Le caractère manifestement excessif de la clause s’apprécie en comparant le montant de la peine contractuellement fixée et celui du préjudice effectivement subi.
Compte tenu de l’importance du retard constaté et des conséquences que ce retard entraîne sur le bon déroulement du programme FREMM, il n’apparaît pas que la clause pénale discutée, qui plafonne le montant de l’indemnité à 5% du montant global hors taxes de chaque frégate, soit manifestement excessive. Il n’y a pas lieu de la réduire.
Les retards et absence de livraison vus supra justifient la mise en oeuvre de la clause pénale.
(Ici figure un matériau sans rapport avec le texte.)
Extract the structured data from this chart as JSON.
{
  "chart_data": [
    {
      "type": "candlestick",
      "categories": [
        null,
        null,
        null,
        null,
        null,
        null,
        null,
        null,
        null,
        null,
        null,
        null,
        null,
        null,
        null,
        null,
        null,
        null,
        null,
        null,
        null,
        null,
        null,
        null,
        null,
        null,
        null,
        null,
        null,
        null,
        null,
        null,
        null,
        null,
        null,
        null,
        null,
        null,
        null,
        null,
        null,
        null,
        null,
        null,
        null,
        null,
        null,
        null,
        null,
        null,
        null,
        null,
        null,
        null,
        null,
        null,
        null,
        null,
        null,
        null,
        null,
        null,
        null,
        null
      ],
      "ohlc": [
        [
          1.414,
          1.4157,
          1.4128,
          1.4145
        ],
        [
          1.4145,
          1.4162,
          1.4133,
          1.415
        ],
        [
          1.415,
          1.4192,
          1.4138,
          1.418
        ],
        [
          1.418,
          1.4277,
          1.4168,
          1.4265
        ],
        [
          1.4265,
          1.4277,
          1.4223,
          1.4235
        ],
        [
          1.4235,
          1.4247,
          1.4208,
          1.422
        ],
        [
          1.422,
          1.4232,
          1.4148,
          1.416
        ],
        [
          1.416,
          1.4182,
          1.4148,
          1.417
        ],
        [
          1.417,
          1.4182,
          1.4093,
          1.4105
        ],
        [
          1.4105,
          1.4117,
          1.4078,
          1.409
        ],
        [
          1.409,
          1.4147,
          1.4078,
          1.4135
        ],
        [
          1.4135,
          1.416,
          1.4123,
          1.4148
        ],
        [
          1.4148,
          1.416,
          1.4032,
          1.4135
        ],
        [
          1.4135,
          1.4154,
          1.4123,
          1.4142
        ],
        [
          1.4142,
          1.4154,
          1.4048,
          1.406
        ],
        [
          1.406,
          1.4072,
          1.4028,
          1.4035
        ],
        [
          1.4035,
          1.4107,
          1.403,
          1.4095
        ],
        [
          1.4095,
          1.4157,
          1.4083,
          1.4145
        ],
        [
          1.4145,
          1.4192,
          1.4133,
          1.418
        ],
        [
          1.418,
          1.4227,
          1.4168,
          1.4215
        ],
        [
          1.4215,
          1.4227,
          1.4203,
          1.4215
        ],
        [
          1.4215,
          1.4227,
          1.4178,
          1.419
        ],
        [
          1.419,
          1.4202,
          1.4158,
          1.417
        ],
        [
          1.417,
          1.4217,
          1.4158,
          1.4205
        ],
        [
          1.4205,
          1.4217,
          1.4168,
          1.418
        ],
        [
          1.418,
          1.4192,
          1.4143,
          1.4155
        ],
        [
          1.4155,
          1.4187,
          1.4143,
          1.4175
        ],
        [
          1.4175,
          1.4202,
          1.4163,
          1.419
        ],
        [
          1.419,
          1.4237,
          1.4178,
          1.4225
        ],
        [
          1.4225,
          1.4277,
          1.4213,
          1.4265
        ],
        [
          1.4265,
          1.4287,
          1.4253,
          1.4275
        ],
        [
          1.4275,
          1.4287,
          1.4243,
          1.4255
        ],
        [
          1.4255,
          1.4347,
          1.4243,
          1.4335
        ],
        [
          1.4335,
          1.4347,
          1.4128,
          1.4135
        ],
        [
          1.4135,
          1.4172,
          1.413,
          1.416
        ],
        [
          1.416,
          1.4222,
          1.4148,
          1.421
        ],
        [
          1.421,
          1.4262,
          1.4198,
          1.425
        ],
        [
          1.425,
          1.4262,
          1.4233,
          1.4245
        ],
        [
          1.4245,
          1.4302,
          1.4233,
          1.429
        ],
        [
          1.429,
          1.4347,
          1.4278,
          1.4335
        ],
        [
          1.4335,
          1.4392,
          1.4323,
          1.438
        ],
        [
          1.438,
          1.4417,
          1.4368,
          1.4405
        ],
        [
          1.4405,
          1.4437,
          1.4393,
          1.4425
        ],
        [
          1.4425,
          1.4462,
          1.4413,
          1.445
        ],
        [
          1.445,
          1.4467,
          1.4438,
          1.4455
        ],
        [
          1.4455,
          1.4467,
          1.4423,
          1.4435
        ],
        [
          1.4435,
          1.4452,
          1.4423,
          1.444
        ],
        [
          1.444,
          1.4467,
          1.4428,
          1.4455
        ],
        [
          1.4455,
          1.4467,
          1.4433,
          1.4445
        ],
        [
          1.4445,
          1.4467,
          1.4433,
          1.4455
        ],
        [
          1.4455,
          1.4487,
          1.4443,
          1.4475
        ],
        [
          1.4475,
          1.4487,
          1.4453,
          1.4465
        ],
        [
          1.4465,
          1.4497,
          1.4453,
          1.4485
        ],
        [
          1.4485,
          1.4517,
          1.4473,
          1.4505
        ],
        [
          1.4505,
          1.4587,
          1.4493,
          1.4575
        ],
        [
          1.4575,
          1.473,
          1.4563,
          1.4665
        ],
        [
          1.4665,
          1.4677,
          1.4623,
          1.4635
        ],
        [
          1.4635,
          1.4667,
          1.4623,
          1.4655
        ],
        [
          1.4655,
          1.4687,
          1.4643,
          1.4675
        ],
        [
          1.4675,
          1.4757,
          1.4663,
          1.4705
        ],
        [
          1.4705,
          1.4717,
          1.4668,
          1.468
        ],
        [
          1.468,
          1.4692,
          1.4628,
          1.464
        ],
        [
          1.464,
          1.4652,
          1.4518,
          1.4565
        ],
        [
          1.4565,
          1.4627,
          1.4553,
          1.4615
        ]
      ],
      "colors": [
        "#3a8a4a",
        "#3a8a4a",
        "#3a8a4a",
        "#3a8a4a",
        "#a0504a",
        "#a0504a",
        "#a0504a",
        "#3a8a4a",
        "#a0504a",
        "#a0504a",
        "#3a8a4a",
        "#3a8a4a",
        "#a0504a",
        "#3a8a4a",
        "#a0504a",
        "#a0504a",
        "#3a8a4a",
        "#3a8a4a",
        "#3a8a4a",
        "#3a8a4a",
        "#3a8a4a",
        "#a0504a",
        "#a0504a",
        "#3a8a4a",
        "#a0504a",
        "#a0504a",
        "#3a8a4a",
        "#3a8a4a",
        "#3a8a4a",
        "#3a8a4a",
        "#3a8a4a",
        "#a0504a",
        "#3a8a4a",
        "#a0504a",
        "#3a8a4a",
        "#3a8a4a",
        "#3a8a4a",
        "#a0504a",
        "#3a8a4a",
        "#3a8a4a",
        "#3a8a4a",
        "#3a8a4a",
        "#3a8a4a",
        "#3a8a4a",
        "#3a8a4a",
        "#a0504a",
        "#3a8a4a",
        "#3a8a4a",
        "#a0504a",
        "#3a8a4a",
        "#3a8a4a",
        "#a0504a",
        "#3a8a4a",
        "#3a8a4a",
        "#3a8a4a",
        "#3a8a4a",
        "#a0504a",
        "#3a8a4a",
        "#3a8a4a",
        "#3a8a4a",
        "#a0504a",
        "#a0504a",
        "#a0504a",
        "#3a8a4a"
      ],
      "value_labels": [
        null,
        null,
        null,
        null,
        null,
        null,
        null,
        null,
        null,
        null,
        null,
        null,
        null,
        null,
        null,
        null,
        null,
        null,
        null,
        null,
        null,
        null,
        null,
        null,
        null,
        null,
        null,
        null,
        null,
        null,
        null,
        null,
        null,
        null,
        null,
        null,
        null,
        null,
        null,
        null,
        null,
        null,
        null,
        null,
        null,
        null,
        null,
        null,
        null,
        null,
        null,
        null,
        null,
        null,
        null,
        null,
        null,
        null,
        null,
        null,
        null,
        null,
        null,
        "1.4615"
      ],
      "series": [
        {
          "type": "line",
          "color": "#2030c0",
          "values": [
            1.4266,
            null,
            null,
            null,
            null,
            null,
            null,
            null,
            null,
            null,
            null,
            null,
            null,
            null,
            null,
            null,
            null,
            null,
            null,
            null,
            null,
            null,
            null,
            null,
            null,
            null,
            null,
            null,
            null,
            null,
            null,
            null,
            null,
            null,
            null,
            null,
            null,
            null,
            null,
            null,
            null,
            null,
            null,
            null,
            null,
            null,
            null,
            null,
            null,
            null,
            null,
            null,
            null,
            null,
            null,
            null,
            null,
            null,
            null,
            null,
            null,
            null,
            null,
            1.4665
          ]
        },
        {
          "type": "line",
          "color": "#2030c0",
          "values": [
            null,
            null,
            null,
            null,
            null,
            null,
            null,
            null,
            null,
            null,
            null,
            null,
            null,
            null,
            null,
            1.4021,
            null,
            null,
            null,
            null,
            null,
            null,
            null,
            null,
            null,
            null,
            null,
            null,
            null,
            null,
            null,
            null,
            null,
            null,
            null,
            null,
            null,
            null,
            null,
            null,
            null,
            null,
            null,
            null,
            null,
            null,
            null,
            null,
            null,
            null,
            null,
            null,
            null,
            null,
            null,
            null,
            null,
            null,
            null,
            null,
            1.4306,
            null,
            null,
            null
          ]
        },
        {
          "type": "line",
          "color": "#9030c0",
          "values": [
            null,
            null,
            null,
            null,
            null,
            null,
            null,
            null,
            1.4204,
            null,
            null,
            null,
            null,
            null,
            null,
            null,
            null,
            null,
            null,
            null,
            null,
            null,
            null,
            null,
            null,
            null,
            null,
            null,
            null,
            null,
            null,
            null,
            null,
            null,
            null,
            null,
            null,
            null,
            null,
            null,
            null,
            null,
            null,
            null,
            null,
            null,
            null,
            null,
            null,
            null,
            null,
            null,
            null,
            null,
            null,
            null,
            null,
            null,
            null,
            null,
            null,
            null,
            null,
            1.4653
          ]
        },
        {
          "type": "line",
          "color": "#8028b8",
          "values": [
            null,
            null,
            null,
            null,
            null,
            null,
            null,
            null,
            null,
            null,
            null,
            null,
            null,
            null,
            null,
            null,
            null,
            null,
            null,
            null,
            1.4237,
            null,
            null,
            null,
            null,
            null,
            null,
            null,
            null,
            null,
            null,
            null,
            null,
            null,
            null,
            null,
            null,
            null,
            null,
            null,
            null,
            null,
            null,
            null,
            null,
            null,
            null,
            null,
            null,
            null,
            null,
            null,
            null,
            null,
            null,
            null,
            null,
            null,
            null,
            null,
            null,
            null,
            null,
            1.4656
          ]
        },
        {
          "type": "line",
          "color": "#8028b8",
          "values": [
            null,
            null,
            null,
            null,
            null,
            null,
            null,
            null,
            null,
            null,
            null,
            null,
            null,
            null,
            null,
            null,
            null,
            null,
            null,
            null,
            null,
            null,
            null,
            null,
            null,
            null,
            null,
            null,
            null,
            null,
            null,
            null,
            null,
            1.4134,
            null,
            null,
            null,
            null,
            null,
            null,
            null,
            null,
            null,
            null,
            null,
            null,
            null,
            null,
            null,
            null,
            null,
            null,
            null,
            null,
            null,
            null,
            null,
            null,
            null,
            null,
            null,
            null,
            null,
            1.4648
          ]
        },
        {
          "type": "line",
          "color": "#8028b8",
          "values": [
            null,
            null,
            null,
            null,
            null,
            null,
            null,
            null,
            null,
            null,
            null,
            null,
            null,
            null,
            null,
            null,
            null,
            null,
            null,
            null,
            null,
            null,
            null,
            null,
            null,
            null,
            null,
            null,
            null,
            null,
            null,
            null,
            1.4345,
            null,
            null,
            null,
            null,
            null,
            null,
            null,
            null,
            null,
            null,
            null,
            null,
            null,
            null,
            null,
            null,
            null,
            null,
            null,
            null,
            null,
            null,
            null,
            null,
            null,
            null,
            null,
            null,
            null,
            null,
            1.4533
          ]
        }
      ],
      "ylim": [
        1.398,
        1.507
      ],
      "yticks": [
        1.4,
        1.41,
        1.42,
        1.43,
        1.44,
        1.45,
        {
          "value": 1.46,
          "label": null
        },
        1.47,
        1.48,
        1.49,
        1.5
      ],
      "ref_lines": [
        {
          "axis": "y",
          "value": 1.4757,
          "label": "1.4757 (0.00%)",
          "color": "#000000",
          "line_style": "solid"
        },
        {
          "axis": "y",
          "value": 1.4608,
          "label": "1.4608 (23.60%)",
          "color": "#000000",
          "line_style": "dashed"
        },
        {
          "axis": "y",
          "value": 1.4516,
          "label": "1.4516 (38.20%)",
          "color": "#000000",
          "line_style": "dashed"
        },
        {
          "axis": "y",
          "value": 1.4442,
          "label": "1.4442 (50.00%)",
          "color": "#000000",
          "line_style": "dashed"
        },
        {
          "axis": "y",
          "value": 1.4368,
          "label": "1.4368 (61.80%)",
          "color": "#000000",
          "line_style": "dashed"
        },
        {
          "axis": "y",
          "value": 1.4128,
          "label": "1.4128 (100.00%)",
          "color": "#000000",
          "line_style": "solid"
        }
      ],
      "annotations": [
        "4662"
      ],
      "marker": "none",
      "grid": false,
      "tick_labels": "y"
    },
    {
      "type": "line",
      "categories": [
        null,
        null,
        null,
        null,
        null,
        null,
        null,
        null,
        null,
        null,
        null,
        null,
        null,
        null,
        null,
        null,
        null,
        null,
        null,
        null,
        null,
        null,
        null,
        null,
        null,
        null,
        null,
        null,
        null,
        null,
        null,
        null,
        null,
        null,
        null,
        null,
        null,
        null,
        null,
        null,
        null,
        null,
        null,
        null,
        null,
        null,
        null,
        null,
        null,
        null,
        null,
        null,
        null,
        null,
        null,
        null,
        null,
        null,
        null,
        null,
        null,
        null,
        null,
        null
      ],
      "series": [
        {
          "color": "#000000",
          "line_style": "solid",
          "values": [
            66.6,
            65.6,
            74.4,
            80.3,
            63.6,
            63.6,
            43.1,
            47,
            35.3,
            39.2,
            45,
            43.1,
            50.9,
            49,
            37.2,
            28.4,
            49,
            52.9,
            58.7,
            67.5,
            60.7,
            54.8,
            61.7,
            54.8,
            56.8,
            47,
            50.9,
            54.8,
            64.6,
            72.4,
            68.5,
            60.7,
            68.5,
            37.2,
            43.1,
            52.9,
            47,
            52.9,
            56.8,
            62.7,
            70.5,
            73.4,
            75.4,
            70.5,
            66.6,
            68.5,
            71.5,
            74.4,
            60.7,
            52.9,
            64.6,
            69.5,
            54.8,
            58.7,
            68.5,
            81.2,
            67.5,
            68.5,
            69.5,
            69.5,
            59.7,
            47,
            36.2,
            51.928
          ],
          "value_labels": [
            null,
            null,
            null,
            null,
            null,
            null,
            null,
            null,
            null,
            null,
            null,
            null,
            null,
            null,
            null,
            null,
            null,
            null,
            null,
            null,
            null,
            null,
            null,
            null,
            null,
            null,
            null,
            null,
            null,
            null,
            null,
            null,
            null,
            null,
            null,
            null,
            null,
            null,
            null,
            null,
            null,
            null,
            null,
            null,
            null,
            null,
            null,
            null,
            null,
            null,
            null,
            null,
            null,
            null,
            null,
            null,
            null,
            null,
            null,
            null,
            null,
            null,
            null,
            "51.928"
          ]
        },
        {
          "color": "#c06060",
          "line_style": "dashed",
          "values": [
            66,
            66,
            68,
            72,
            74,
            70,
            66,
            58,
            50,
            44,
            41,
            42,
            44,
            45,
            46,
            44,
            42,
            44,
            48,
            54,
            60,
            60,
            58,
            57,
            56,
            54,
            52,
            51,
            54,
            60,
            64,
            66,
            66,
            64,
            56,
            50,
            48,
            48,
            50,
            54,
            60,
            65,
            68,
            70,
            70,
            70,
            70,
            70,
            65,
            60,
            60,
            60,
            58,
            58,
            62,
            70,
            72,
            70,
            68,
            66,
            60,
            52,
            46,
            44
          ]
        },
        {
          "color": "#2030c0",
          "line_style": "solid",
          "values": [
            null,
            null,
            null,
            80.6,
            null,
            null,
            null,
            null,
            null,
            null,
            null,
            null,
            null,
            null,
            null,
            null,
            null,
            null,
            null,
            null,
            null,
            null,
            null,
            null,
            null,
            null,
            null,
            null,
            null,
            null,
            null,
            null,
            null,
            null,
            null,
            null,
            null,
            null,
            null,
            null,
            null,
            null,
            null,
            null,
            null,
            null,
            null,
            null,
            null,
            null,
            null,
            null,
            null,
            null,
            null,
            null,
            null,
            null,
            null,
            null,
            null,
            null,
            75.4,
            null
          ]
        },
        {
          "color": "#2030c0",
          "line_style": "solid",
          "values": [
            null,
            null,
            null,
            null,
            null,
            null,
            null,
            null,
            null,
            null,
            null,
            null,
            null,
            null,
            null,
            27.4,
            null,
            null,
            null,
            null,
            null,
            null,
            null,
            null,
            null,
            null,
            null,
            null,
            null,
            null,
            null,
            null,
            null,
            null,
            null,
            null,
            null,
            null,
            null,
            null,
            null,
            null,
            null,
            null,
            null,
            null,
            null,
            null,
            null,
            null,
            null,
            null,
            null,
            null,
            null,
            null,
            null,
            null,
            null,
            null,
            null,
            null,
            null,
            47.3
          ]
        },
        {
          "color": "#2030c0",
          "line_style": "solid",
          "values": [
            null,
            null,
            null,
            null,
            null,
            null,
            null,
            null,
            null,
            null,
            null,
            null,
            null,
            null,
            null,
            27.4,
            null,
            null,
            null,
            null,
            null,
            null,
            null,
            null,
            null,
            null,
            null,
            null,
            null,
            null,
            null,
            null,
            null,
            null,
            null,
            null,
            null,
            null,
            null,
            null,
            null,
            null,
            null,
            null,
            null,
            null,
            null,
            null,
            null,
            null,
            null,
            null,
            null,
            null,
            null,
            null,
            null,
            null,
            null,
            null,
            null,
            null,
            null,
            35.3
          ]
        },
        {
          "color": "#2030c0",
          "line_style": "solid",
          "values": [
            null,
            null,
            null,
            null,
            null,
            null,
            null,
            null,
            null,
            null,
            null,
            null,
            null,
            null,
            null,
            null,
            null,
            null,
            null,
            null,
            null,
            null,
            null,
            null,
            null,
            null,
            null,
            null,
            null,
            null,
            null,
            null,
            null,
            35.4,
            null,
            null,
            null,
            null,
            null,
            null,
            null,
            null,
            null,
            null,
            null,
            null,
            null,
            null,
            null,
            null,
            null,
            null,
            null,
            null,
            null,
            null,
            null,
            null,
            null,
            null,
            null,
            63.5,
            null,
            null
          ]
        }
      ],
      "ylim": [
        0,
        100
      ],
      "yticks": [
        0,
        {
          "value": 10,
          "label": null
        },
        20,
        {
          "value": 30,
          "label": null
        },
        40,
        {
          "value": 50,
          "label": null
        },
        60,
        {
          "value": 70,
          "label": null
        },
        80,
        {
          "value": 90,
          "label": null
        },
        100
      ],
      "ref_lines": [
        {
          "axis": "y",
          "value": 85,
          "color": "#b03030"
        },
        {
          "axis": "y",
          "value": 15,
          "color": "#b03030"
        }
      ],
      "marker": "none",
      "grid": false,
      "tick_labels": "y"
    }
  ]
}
Au vu du décompte fourni par la société Naval Group, il apparaît que sa créance au titre de la clause pénale s’élève, après plafonnement, à la somme de 12.953,80 euros.
L’ordonnance sera confirmée en ce qu’elle a admis la société Naval Group au passif de la société Acebi à hauteur la somme de 12.953,80 euros au titre des pénalités de retard.
Sur les frais et dépens :
Il y a lieu de rejeter les demandes formées au titre de l’article 700 du code de procédure civile et de dire que les dépens seront pris en frais privilégiés de procédure.
PAR CES MOTIFS,
La cour :
— Infirme l’ordonnance en ce qu’elle a admis la déclaration de créance de la société Naval Group pour la somme de 68.007,45 euros à titre chirographaire,
— Confirme l’ordonnance pour le surplus,
Statuant à nouveau et y ajoutant :
— Ordonne l’admission de la créance de la société Naval Group, au titre du contrat n°5016333 et de ses avenants, au passif du redressement de la société Acebi à hauteur des sommes suivantes, à titre chirographaire :
— 38.861,40 euros au titre des acomptes,
— 12.953,80 euros au titre des pénalités de retard,
— Rejette les autres demandes des parties,
— Dit que les dépens d’appel seront pris en frais privilégiés de la procédure collective.